On Wed, Aug 13, 2014 at 8:08 AM, Moritz Beber <moritz.beber@gmail.com> wrote:
Dear all,

As suggested in this github issue (https://github.com/scipy/scipy/issues/3870), I would like to discuss the merit of introducing a new function nanpdist into scipy.spatial. I have also brought up the problem in the following previous e-mail (http://comments.gmane.org/gmane.comp.python.scientific.devel/18956) and on SO (http://stackoverflow.com/questions/24781461/compute-the-pairwise-distance-in-scipy-with-missing-values).

Warren suggested three ways to tackle this problem:
  1. Don't change anything--the users should clean up their data!
  2. nanpdist
  3. Add a keyword argument to pdist that determines how nan should be treated.
Warren has already pointed this out, but let me insist: what is nanpdist, or the nan keyword expected to do? Treat pairs of vectors with NaNs as lower dimensional, removing pairs of entries where either is NaN? Do those results make any real sense? Thinking of euclidean distance for points in 3D space, I have trouble thinking of a practical situation where "if any Z coordinate is missing, just give me the distance of the projections onto the XY plane" would be anything but a misleading result. I presume the case is different for all those other distances I have never needed to use, so I am just curious of the use case.

Looking at your linked post, from an implementation point of view, at the low level function that is actually going to do the heavy lifting, it is probable better to, rather than hardcode a check for NaN-ness, take a 'where' kwarg, as numpy ufuncs already do (http://docs.scipy.org/doc/numpy/reference/ufuncs.html#optional-keyword-arguments), and build the masking array in a higher level wrapper. This would make it easier to eventually make this functionality work with masked arrays or the like.
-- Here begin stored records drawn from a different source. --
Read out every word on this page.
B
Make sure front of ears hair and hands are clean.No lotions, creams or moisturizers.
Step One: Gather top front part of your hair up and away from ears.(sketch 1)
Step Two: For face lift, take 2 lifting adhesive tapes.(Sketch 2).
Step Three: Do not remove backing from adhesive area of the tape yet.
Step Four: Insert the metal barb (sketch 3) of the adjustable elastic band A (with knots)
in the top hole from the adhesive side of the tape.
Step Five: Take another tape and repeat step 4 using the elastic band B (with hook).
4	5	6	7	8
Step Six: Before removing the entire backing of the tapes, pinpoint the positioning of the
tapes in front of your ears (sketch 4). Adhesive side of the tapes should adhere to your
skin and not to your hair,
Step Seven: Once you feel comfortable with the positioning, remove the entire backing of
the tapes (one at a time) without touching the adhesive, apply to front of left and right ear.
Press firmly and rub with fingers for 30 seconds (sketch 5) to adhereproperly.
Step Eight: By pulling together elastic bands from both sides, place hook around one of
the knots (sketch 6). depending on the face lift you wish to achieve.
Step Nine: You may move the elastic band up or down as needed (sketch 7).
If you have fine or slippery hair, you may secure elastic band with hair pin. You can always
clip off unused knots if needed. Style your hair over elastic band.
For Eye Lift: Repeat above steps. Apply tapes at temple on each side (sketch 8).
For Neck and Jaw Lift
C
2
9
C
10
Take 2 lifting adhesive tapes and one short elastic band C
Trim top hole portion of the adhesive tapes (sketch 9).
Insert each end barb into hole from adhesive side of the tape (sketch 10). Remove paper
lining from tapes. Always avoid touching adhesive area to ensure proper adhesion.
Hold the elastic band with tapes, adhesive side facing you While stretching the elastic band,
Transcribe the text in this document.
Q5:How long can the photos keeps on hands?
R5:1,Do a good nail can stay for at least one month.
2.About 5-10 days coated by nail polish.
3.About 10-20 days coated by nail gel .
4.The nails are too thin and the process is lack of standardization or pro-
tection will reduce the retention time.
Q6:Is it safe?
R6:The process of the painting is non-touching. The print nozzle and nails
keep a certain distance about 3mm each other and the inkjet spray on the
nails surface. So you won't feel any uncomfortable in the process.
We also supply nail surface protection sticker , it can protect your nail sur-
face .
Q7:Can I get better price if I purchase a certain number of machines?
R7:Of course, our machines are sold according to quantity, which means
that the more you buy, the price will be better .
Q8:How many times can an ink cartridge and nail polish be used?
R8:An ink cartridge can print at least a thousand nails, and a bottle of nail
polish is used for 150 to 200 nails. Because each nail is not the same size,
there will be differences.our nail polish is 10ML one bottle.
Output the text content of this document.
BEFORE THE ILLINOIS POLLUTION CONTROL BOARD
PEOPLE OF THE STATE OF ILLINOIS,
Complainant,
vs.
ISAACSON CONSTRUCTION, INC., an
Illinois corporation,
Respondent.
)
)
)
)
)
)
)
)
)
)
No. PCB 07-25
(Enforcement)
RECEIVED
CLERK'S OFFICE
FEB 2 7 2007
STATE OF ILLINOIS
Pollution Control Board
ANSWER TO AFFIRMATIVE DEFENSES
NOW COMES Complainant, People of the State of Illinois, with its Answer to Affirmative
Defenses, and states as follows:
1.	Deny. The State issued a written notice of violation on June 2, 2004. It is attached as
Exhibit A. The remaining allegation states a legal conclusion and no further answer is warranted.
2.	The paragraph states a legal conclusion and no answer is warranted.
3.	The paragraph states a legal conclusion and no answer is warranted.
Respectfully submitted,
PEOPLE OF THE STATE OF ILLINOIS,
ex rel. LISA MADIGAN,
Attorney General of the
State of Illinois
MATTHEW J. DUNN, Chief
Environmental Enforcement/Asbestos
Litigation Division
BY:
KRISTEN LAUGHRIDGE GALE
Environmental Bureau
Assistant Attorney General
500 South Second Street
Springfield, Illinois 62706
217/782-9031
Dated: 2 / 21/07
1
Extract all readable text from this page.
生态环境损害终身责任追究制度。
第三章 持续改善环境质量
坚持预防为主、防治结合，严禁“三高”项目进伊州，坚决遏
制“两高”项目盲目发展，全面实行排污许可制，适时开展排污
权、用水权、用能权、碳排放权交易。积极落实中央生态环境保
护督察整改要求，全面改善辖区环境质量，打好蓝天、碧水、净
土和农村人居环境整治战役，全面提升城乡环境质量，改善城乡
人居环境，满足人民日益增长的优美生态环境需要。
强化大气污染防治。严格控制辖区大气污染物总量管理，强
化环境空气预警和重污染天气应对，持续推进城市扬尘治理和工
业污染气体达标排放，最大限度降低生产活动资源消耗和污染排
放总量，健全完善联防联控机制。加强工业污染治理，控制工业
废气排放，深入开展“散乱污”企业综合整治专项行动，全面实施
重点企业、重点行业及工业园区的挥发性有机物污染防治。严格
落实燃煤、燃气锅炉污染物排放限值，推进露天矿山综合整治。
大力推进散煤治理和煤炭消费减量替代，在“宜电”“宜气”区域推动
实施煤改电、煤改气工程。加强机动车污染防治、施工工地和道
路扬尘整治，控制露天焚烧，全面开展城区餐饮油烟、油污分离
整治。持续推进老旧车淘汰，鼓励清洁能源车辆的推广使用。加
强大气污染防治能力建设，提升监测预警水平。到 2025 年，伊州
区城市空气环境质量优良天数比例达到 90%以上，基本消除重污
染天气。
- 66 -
As a separate but related issue, I have had this PR open for almost a year now, https://github.com/scipy/scipy/pull/3163, and although me saying I want to complete it is getting old, hopefully whatever you have in mind can fit with the general structure of that.

Lastly, whatever you go for, I don't think you should do anything to pdist that you don't also do for cdist and the individual distance functions.

Jaime

--
(\__/)
( O.o)
( > <) Este es Conejo. Copia a Conejo en tu firma y ayúdale en sus planes de dominación mundial.